Through this haze of blurred vision and wobbly legs and headache, and the other symptoms not to be shared on a public forum, I found myself able, while horizontal, to complete and submit my Arts Council Research and Development application. It is my first ever. Shocking. I am ancient (more of that later) and this is the first I’ve ever done. I feel nauseous now for a completely different set of reasons. I feel it is the best application I could have done… I have drafted, rewritten, got lots of people to read it, and lots of people to support it, and my husband financial advisor has checked that the numbers balance. I am highly motivated to get this right, and I feel confident that I have done my best. The rest is up to some stranger now.
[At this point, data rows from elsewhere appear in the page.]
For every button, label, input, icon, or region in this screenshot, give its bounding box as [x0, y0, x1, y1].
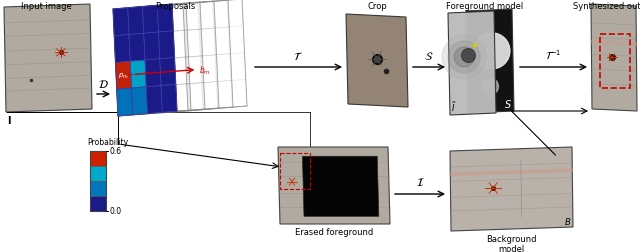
- Text: 0.6: 0.6: [109, 147, 121, 156]
- Polygon shape: [147, 86, 163, 114]
- Polygon shape: [278, 147, 390, 224]
- Polygon shape: [131, 87, 147, 115]
- Bar: [600, 35, 630, 88]
- Bar: [90, 181, 106, 196]
- Polygon shape: [4, 5, 92, 113]
- Text: Erased foreground: Erased foreground: [295, 227, 373, 236]
- Polygon shape: [143, 6, 159, 34]
- Polygon shape: [131, 61, 147, 89]
- Polygon shape: [115, 35, 131, 63]
- Polygon shape: [157, 5, 173, 33]
- Polygon shape: [144, 33, 160, 61]
- Text: $S$: $S$: [504, 98, 512, 110]
- Polygon shape: [591, 5, 637, 112]
- Polygon shape: [145, 59, 161, 87]
- Text: $b_m$: $b_m$: [199, 64, 211, 76]
- Text: $\mathbf{I}$: $\mathbf{I}$: [7, 114, 12, 125]
- Text: Foreground model: Foreground model: [446, 2, 524, 11]
- Bar: [280, 153, 310, 190]
- Polygon shape: [160, 58, 176, 86]
- Circle shape: [483, 79, 499, 95]
- Text: $\mathcal{D}$: $\mathcal{D}$: [98, 78, 108, 90]
- Polygon shape: [128, 8, 144, 35]
- Text: Input image: Input image: [20, 2, 72, 11]
- Polygon shape: [159, 32, 175, 59]
- Circle shape: [448, 42, 480, 74]
- Text: Background
model: Background model: [486, 234, 536, 252]
- Polygon shape: [113, 9, 129, 37]
- Bar: [90, 166, 106, 181]
- Polygon shape: [466, 10, 514, 114]
- Text: $\mathcal{S}$: $\mathcal{S}$: [424, 50, 434, 62]
- Polygon shape: [115, 62, 131, 90]
- Polygon shape: [346, 15, 408, 108]
- Text: $p_m$: $p_m$: [118, 71, 129, 81]
- Polygon shape: [448, 12, 496, 115]
- Text: Probability: Probability: [88, 137, 129, 146]
- Bar: [90, 151, 106, 166]
- Circle shape: [474, 34, 510, 70]
- Polygon shape: [450, 147, 573, 231]
- Text: $\mathcal{T}^{-1}$: $\mathcal{T}^{-1}$: [545, 48, 561, 62]
- Text: $\mathcal{T}$: $\mathcal{T}$: [293, 50, 303, 62]
- Text: $\mathcal{I}$: $\mathcal{I}$: [416, 175, 424, 187]
- Circle shape: [454, 48, 474, 68]
- Polygon shape: [303, 157, 379, 216]
- Bar: [90, 196, 106, 211]
- Text: Crop: Crop: [367, 2, 387, 11]
- Polygon shape: [116, 89, 132, 116]
- Text: 0.0: 0.0: [109, 207, 121, 216]
- Polygon shape: [161, 85, 177, 113]
- Text: $B$: $B$: [564, 215, 571, 226]
- Text: $\tilde{I}$: $\tilde{I}$: [451, 100, 456, 114]
- Polygon shape: [129, 34, 145, 62]
- Text: Proposals: Proposals: [155, 2, 195, 11]
- Text: Synthesized output: Synthesized output: [573, 2, 640, 11]
- Bar: [90, 151, 106, 211]
- Polygon shape: [113, 5, 177, 116]
- Circle shape: [442, 36, 486, 80]
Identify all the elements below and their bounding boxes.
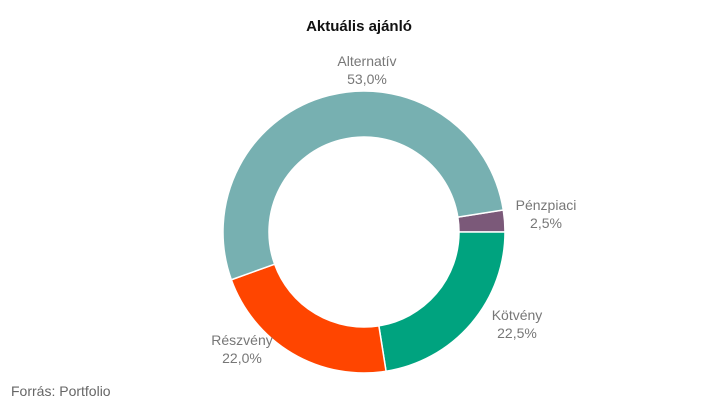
slice-value-2: 22,0% — [222, 350, 262, 366]
source-note: Forrás: Portfolio — [11, 383, 111, 399]
slice-value-3: 53,0% — [347, 71, 387, 87]
slice-label-2: Részvény — [211, 332, 272, 348]
slice-value-1: 22,5% — [497, 325, 537, 341]
slice-1 — [378, 231, 506, 373]
slice-label-1: Kötvény — [492, 307, 543, 323]
slice-value-0: 2,5% — [530, 215, 562, 231]
slice-label-3: Alternatív — [337, 53, 396, 69]
slice-3 — [222, 90, 505, 281]
slice-label-0: Pénzpiaci — [516, 197, 577, 213]
chart-title: Aktuális ajánló — [306, 18, 412, 35]
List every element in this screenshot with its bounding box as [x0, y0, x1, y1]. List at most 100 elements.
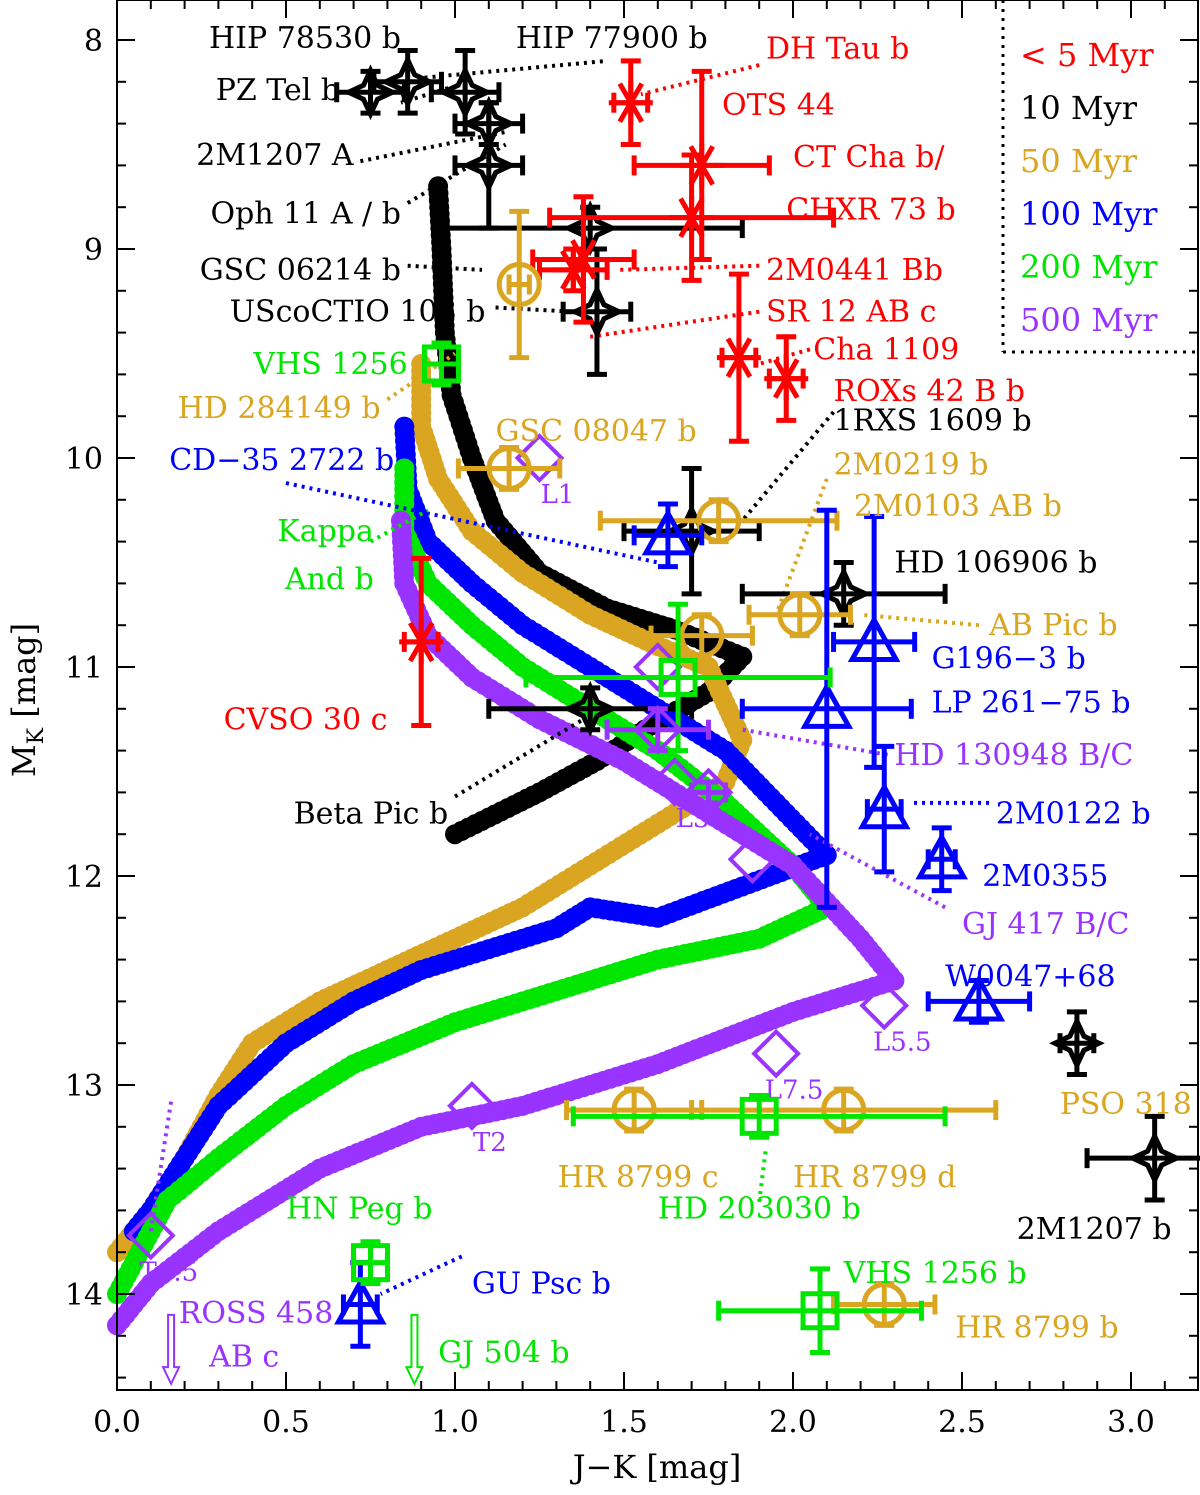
object-marker — [611, 1087, 657, 1133]
object-hr-8799-b — [831, 1281, 938, 1328]
y-tick-label: 10 — [65, 442, 103, 477]
object-label-and-b: And b — [284, 562, 374, 597]
object-cd-35-2722-b — [631, 501, 705, 570]
object-label-w0047-68: W0047+68 — [945, 959, 1116, 994]
leader-line — [740, 410, 836, 522]
spectral-standard-marker — [125, 1210, 176, 1261]
object-label-dh-tau-b: DH Tau b — [766, 31, 909, 66]
object-pso-318 — [1049, 1009, 1105, 1078]
x-tick-label: 2.5 — [938, 1405, 986, 1440]
x-tick-label: 3.0 — [1107, 1405, 1155, 1440]
object-label-vhs-1256: VHS 1256 — [252, 347, 407, 382]
object-label-cvso-30-c: CVSO 30 c — [224, 702, 388, 737]
object-marker — [716, 335, 761, 380]
object-hr-8799-d — [689, 1086, 999, 1134]
object-label-gsc-08047-b: GSC 08047 b — [496, 414, 697, 449]
object-2m0219-b — [597, 497, 840, 545]
object-label-hd-130948-b-c: HD 130948 B/C — [894, 738, 1133, 773]
leader-line — [860, 612, 980, 628]
object-dh-tau-b — [608, 58, 653, 147]
object-marker — [608, 80, 653, 125]
object-ct-cha-b-chxr-73-b — [547, 152, 837, 283]
leader-line — [369, 508, 429, 544]
object-w0047-68 — [925, 974, 1033, 1025]
object-label-gj-504-b: GJ 504 b — [438, 1336, 570, 1371]
object-label-gu-psc-b: GU Psc b — [472, 1267, 611, 1302]
object-label-vhs-1256-b: VHS 1256 b — [843, 1256, 1027, 1291]
object-label-hn-peg-b: HN Peg b — [286, 1191, 432, 1226]
object-marker — [679, 143, 724, 188]
leader-line — [148, 1101, 174, 1232]
spectral-standard-marker — [447, 1081, 497, 1131]
y-axis-title: MK [mag] — [5, 623, 49, 777]
object-marker — [421, 344, 461, 384]
object-pz-tel-b — [334, 64, 407, 121]
object-label-hr-8799-b: HR 8799 b — [955, 1310, 1118, 1345]
leader-line — [453, 717, 585, 799]
object-g196-3-b — [831, 514, 918, 770]
object-2m0122-b — [858, 743, 911, 875]
object-lp-261-75-b — [739, 507, 914, 910]
leader-line — [617, 263, 760, 272]
x-tick-label: 1.5 — [600, 1405, 648, 1440]
upper-limit-arrow — [404, 1313, 425, 1387]
object-label-hr-8799-c: HR 8799 c — [558, 1160, 719, 1195]
object-marker — [679, 613, 725, 659]
object-label-2m0219-b: 2M0219 b — [834, 447, 989, 482]
object-hip-78530-b — [371, 47, 444, 116]
y-axis-title-sub: K — [24, 727, 49, 744]
object-label-hd-203030-b: HD 203030 b — [658, 1191, 861, 1226]
leader-line — [379, 1254, 463, 1296]
object-label-hd-284149-b: HD 284149 b — [178, 391, 381, 426]
object-labels: HIP 78530 b HIP 77900 b PZ Tel b 2M1207 A Op… — [169, 21, 1192, 1375]
object-marker — [342, 64, 399, 121]
spectral-standard-l1: L1 — [514, 433, 574, 510]
object-label-oph-11-a-b: Oph 11 A / b — [210, 196, 400, 231]
object-label-ots-44: OTS 44 — [722, 88, 835, 123]
object-2m0355 — [915, 825, 968, 894]
object-cha-1109 — [716, 271, 761, 444]
object-label-pz-tel-b: PZ Tel b — [216, 73, 340, 108]
object-label-gj-417-b-c: GJ 417 B/C — [962, 907, 1129, 942]
object-2m0441-bb — [530, 194, 637, 325]
object-marker — [486, 445, 532, 491]
object-label-2m1207-a: 2M1207 A — [196, 138, 354, 173]
y-tick-label: 12 — [65, 860, 103, 895]
spectral-standard-marker — [727, 834, 778, 885]
object-marker — [861, 1281, 907, 1327]
object-marker — [399, 619, 444, 664]
object-marker — [334, 1277, 387, 1325]
leader-line — [386, 351, 457, 402]
legend-entry-100-myr: 100 Myr — [1020, 195, 1158, 233]
y-tick-label: 13 — [65, 1069, 103, 1104]
object-label-2m0122-b: 2M0122 b — [996, 796, 1151, 831]
object-label-hip-77900-b: HIP 77900 b — [516, 21, 708, 56]
leader-line — [757, 1147, 768, 1203]
object-label-hip-78530-b: HIP 78530 b — [209, 21, 401, 56]
object-marker — [669, 195, 714, 240]
object-hd-203030-b — [570, 1092, 948, 1140]
field-sequence-200-myr — [107, 458, 837, 1304]
spectral-standard-marker — [649, 757, 700, 807]
object-label-beta-pic-b: Beta Pic b — [294, 796, 449, 831]
legend-entry-200-myr: 200 Myr — [1020, 248, 1158, 286]
legend-entry-500-myr: 500 Myr — [1020, 301, 1158, 339]
object-marker — [437, 64, 494, 121]
spectral-standard-unlabeled — [727, 834, 778, 885]
object-marker — [739, 1096, 779, 1136]
spectral-standard-l3: L3 — [649, 757, 710, 834]
object-vhs-1256-b — [716, 1266, 924, 1356]
spectral-standard-marker — [514, 433, 565, 483]
y-tick-label: 9 — [84, 233, 103, 268]
object-2m1207-b — [1084, 1113, 1200, 1203]
object-marker — [952, 974, 1006, 1022]
object-hn-peg-b — [351, 1239, 390, 1287]
object-marker — [821, 1087, 867, 1133]
spectral-standard-l5-5: L5.5 — [859, 980, 932, 1058]
object-label-2m0355: 2M0355 — [982, 859, 1108, 894]
object-ab-pic-b — [746, 591, 853, 639]
object-label-roxs-42-b-b: ROXs 42 B b — [834, 374, 1025, 409]
object-label-2m0103-ab-b: 2M0103 AB b — [854, 489, 1062, 524]
spectral-standard-marker — [859, 980, 910, 1031]
y-axis-title-rest: [mag] — [5, 623, 43, 728]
It concerns the work with the bras and the songs. Obviously I will share if and when I get the funding, but for now, not jinxing anything! I am not normally superstitious, but did feel a pang of ominous-ness (yeah, whatever, I used up all my wordiness on the form ok?) when the wire from my bra escaped as I was dressing and poked me in the ribs.

 

We wait with baited breath. Those of you that are veterans to this process, do you still feel sick? Having got yourself all enthusiastic to write the proposal, how do you then get real and forget it?

 

I expect I will need therapy, if I get it, or if I don’t!

 

********

 

Old. Yes.

My lovely, inspirational and supportive MA Course Director, Carol Wild (naming and shaming, getting my own back) is, I think, now, after two years from my graduation, considered a friend, rather than “Miss”…. However…. She has just nominated me for Selfridges “Bright Old Thing” initiative. My first reaction was rather ungracious, and to be honest, I was a bit indignant. I spend my whole life trying to disprove that I am old. But, again, get real, I am. I am Too Old for Turner…

which means I should come to terms with it and take what I can!

Thank you Carol, you said some really lovely things about me and my work, which I will print out and keep next to my Arts Council rejection letter… Balance in all things as Bo would say!